Conservative or Liberal Catholic

This article is as true, if not moreso, today as when it written.

Conservative or Liberal Catholic
by Fr. John A. Hardon, S.J.

In almost any group of Catholics today, one hears the question frequently asked, "Are you a conservative or liberal Catholic?" Or perhaps it is posed, "Are you charismatic?" Then again the speaker may interrogate his audience about his familiarity with renewals, retreats, liberation theology, centering prayers, Cursillo or any other currently popular movement or practice within the Church. Oftentimes people feel that the answer to such a question involves deep philosophical pondering. Semantics aside, there can be only one answer to these questions.

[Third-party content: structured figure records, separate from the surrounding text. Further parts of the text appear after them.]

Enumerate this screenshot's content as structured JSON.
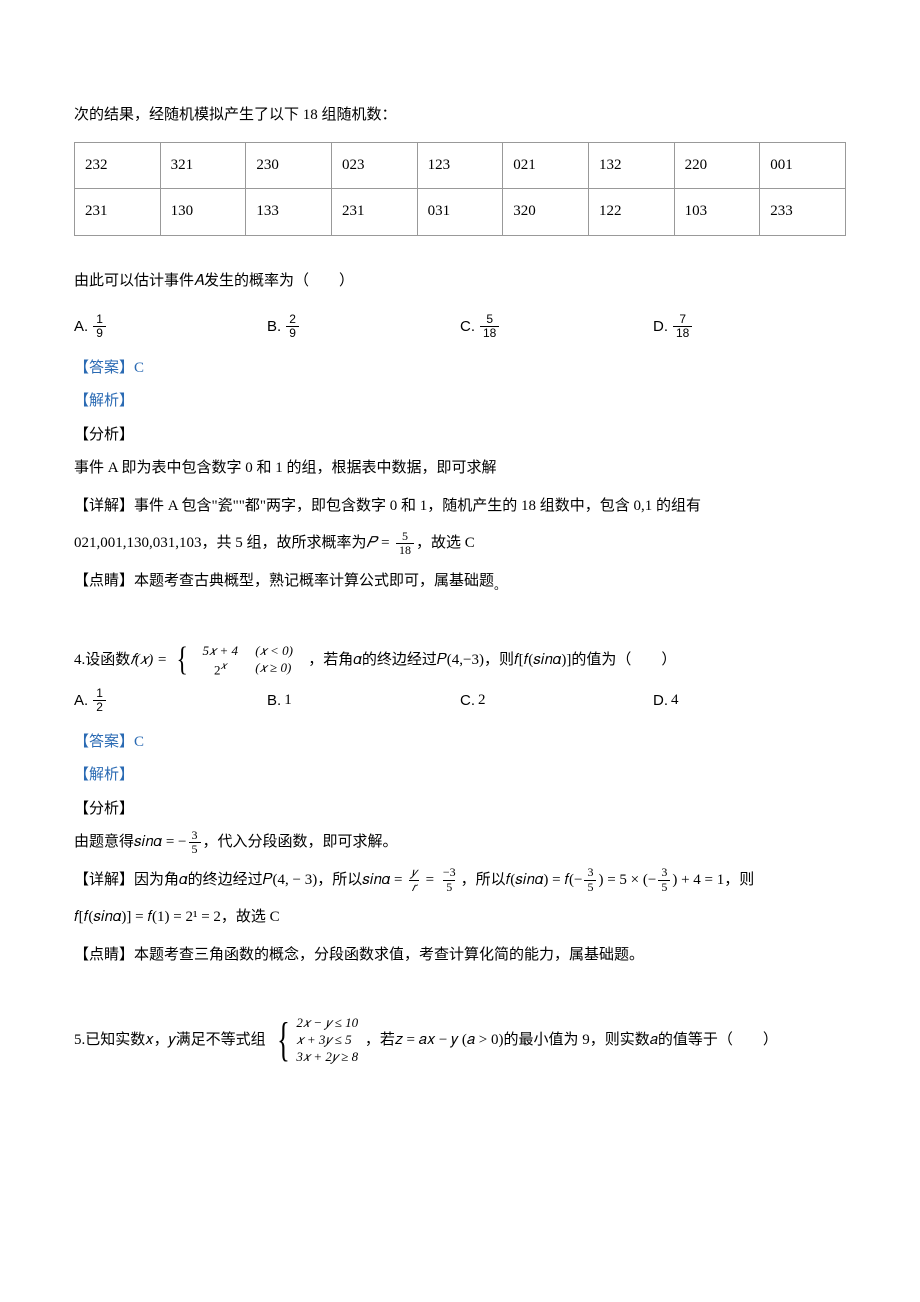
{
  "page": {
    "bg": "#ffffff",
    "text_color": "#000000",
    "accent_color": "#2a6ab3",
    "border_color": "#999999",
    "body_fontsize": 15,
    "table_fontsize": 15,
    "frac_fontsize": 12
  },
  "intro_line": "次的结果，经随机模拟产生了以下 18 组随机数：",
  "table": {
    "rows": [
      [
        "232",
        "321",
        "230",
        "023",
        "123",
        "021",
        "132",
        "220",
        "001"
      ],
      [
        "231",
        "130",
        "133",
        "231",
        "031",
        "320",
        "122",
        "103",
        "233"
      ]
    ]
  },
  "q3": {
    "estimate_line": "由此可以估计事件𝐴发生的概率为（　　）",
    "options": {
      "A": {
        "label": "A. ",
        "num": "1",
        "den": "9"
      },
      "B": {
        "label": "B. ",
        "num": "2",
        "den": "9"
      },
      "C": {
        "label": "C. ",
        "num": "5",
        "den": "18"
      },
      "D": {
        "label": "D. ",
        "num": "7",
        "den": "18"
      }
    },
    "answer_label": "【答案】C",
    "analysis_label": "【解析】",
    "fenxi_label": "【分析】",
    "fenxi_text": "事件 A 即为表中包含数字 0 和 1 的组，根据表中数据，即可求解",
    "detail_prefix": "【详解】事件 A 包含\"瓷\"\"都\"两字，即包含数字 0 和 1，随机产生的 18 组数中，包含 0,1 的组有",
    "detail_line2_a": "021,001,130,031,103，共 5 组，故所求概率为",
    "detail_P": "𝑃 =",
    "detail_frac": {
      "num": "5",
      "den": "18"
    },
    "detail_line2_b": "，故选 C",
    "dianjing": "【点睛】本题考查古典概型，熟记概率计算公式即可，属基础题",
    "dot": "。"
  },
  "q4": {
    "stem_a": "4.设函数",
    "stem_fx": "𝑓(𝑥) =",
    "piece1_expr": "5𝑥 + 4",
    "piece1_cond": "(𝑥 < 0)",
    "piece2_expr": "2",
    "piece2_sup": "𝑥",
    "piece2_cond": "(𝑥 ≥ 0)",
    "stem_b": "，若角𝛼的终边经过𝑃(4,−3)，则𝑓[𝑓(𝑠𝑖𝑛𝛼)]的值为（　　）",
    "options": {
      "A": {
        "label": "A. ",
        "num": "1",
        "den": "2"
      },
      "B": {
        "label": "B. ",
        "text": "1"
      },
      "C": {
        "label": "C. ",
        "text": "2"
      },
      "D": {
        "label": "D. ",
        "text": "4"
      }
    },
    "answer_label": "【答案】C",
    "analysis_label": "【解析】",
    "fenxi_label": "【分析】",
    "fenxi_a": "由题意得𝑠𝑖𝑛𝛼 = −",
    "fenxi_frac": {
      "num": "3",
      "den": "5"
    },
    "fenxi_b": "，代入分段函数，即可求解。",
    "detail_a": "【详解】因为角𝛼的终边经过𝑃(4, − 3)，所以𝑠𝑖𝑛𝛼 =",
    "detail_frac1": {
      "num": "𝑦",
      "den": "𝑟"
    },
    "eq1": "=",
    "detail_frac2": {
      "num": "−3",
      "den": "5"
    },
    "detail_b": "，所以𝑓(𝑠𝑖𝑛𝛼) = 𝑓(−",
    "detail_frac3": {
      "num": "3",
      "den": "5"
    },
    "detail_c": ") = 5 × (−",
    "detail_frac4": {
      "num": "3",
      "den": "5"
    },
    "detail_d": ") + 4 = 1，则",
    "detail_line2": "𝑓[𝑓(𝑠𝑖𝑛𝛼)] = 𝑓(1) = 2¹ = 2，故选 C",
    "dianjing": "【点睛】本题考查三角函数的概念，分段函数求值，考查计算化简的能力，属基础题。"
  },
  "q5": {
    "stem_a": "5.已知实数𝑥，𝑦满足不等式组",
    "c1": "2𝑥 − 𝑦 ≤ 10",
    "c2": "𝑥 + 3𝑦 ≤ 5",
    "c3": "3𝑥 + 2𝑦 ≥ 8",
    "stem_b": "，若𝑧 = 𝑎𝑥 − 𝑦  (𝑎 > 0)的最小值为 9，则实数𝑎的值等于（　　）"
  }
}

The left of Rome, liberal Catholic manifests his faith in several unique public expressions. Often he is associated with causes such as gay rights, feminism, euthanasia, and a plethora of others. His religion is an umbrella which encompasses saving whales, recycling inorganic materials, worrying about CIA involvement in Latin American governments, humanizing bureaucratic organizations, and awaiting a cosmic Christ. The unity he envisions in the new world order has little if any linkage to the one bread, one body in which the religion he supposedly espouses was based. In his alleged concern for all rights, he supports many wrongs. Endorsed by him would be a church in which a non-gender-specific liturgical “service” is led by a female priest, assisted by altar girls for a congregation which consisted of those who hold disparate beliefs all of which were democratically allowed under the guise of freedom from the patriarchal system whose leadership, outdated and outmoded, was yet based in Rome.

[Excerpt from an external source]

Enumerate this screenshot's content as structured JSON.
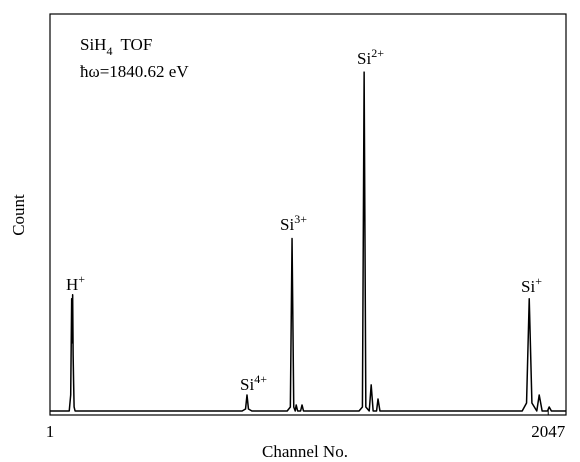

At the opposite end of the belief spectrum is the conservative Catholic whose actions and opinions are always right (of center, that is). Archbishop Marcel Lefebre epitomizes for him the essence of strict adherence to the true faith. Just as his hands will not be sullied in an exchange of peace nor receive the Eucharist from a priest or (heaven forbid) an extraordinary minister, so too will his mind remain untouched by any of the allowable innovations inaugurated by the Second Vatican Council. As if the Holy Sacrifice of the Mass offered in the language of the laity instead of Latin were not bad enough, what could be said of the scandal of speaking in tongues and other manifestations of the charismatic Catholic? In practice much like strict interpreter of the Constitution, this believer professes only that which is explicitly expressed in the Ten Commandments of in Canon Law; all that which is tacitly implicit is not a viable worship option.

[O]ur duty as Roman Catholics is to adhere to both the letter and the Spirit as the Holy Father delineates them for us, not pick and choose those aspects of Catholicism more to our liking. As 2 John 9 reminds us, anyone who “does not remain rooted in the teaching of Christ does not possess God, while anyone who remains rooted in the teaching possesses both Father and the Son.”

Copyright © 1998 Inter Mirifica
The full article can be found here.


1 comment:

Anonymous said...

Our duty is to follow the teachings of Yeshua and his new commandment to love God and love our neighbors. As members of a new order of the ages, a democratic republic, it is also our duty to decide for ourselves what that means. Sometimes it may mean we follow the hierarchy's lead and sometimes it may mean we do not. We are the church just as much as the clergy.